Este texto no aspira a ser más que unas notas, intuitivas, acerca del paisaje como archivo en algunas obras contemporáneas del cine colombiano. El paisaje, bien lo sabemos, es un hecho cultural construido y una interacción problemática; no algo dado o que exista de forma natural. Como decía el Centauro al Jasón adolescente en la Medea de Pasolini: “No hay nada natural en la naturaleza, jovencito, tenlo bien presente”.

Muchos directores y directoras, en películas recientes, se han percatado de que el paisaje –tal vez sería mejor llamarlo territorio– exhibe unas marcas, que la historia lo ha atravesado y que por tanto es un texto, incluso una superposición de estos: un palimpsesto. Como espectador del cine colombiano reconocí por primera vez esa idea en El abrazo de la serpiente. Sobre ella escribí en el blog Pajarera del Medio:

Contrario a una idea de naturaleza salvaje y por fuera de la historia, la película muestra una naturaleza ampliamente intervenida, escrita y re-escrita. Esa escritura no es solo una metáfora ni se reduce a uno de los resultados que produjo –y sigue produciendo– el encuentro colonial: los textos. La inscripción se da en muchos niveles y la película se cuida de mostrarlos: los árboles están marcados para facilitar la extracción del caucho, los cuerpos de los indígenas quedan marcados por la violencia, en algunos casos hasta la mutilación como se ve en el indígena “amputado” como consecuencia de la explotación de los peruanos –el tristemente célebre episodio de Casa Arana–, el Estado marca la selva con inscripciones oficiales que nombran territorios (La Chorrera) o interpretan la historia (la placa “firmada” por el presidente Rafael Reyes); y a su vez los indígenas marcan-dibujan las piedras, marcan-dibujan los cuerpos.[1]

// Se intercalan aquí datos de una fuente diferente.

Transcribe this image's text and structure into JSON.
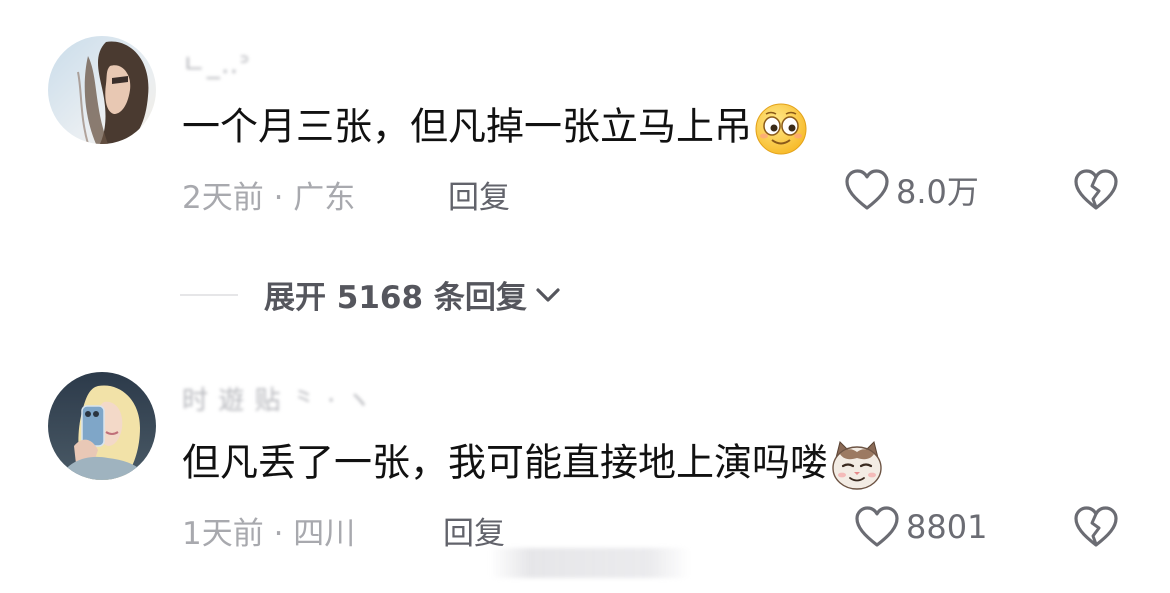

Luego de ese reconocimiento, otras películas anteriores y posteriores a la de Ciro Guerra empezaron a resonar o a encontrar un sentido en esas coordenadas interpretativas. No solo pasaba con películas colombianas sino con una naciente producción latinoamericana (quizá especialmente argentina y chilena) en la que se exploraban otras variantes de un tópico actualmente recurrente: el archivo. En este cuerpo de películas se convocan textos “originarios” (novelas, ensayos, textos de pensamiento político) latinoamericanos para cuestionar los fundamentos que nos constituyeron como naciones, las invenciones detrás de las nacientes comunidades imaginadas.[2] Ya sabemos, como lo menciona Derrida,[3] que un archivo siempre tiene que ver con los comienzos, y que tiene el peso de una ley o mandato. Remover archivos, investigarlos, cuestionarlos, exponerlos bajo una nueva luz es pues disputar la interpretación sobre el origen, darle un vuelco al mito fundador.

Estas películas también asumen que el paisaje, el territorio y el cuerpo son lugares desde los cuales se problematiza la textualidad del pasado, en donde se exhiben las consecuencias de un relato histórico (basado en textos principalmente pero no únicamente) que operó como otra forma de violencia. Los filmes recientes de la región inscritos en estos códigos se multiplican: El movimiento, de Benjamín Naishtat, Zama, de Lucrecia Martel, Tierra sola, de Tiziana Panizza, Chaco, de Diego Mondaca, por solo mencionar ejemplos muy conspicuos. Todas son películas que examinan la supervivencia, en cuerpos y territorios que son archivos vivos, de gestos coloniales e indagan acerca de cómo se actualizan las represiones y violencias del pasado.

Remover archivos, investigarlos, cuestionarlos, exponerlos bajo una nueva luz es pues disputar la interpretación sobre el origen, darle un vuelco al mito fundador.

Para fines de acotación y encuadre mencionaré solo unas cuantas películas colombianas, entre las muchas posibles, donde un determinado paisaje/territorio entra en disputa con un relato histórico dominante: Las razones del lobo, de Marta Hincapié, Bicentenario, de Pablo Álvarez Mesa y Jíibie, de Laura Huertas Millán. Las tres tienen en común un cierto modo de enunciación documental donde se desplaza y complejiza la relación con la memoria histórica y cultural y los cruces de esta con identidades signadas por conflictos de clase, raciales y de género.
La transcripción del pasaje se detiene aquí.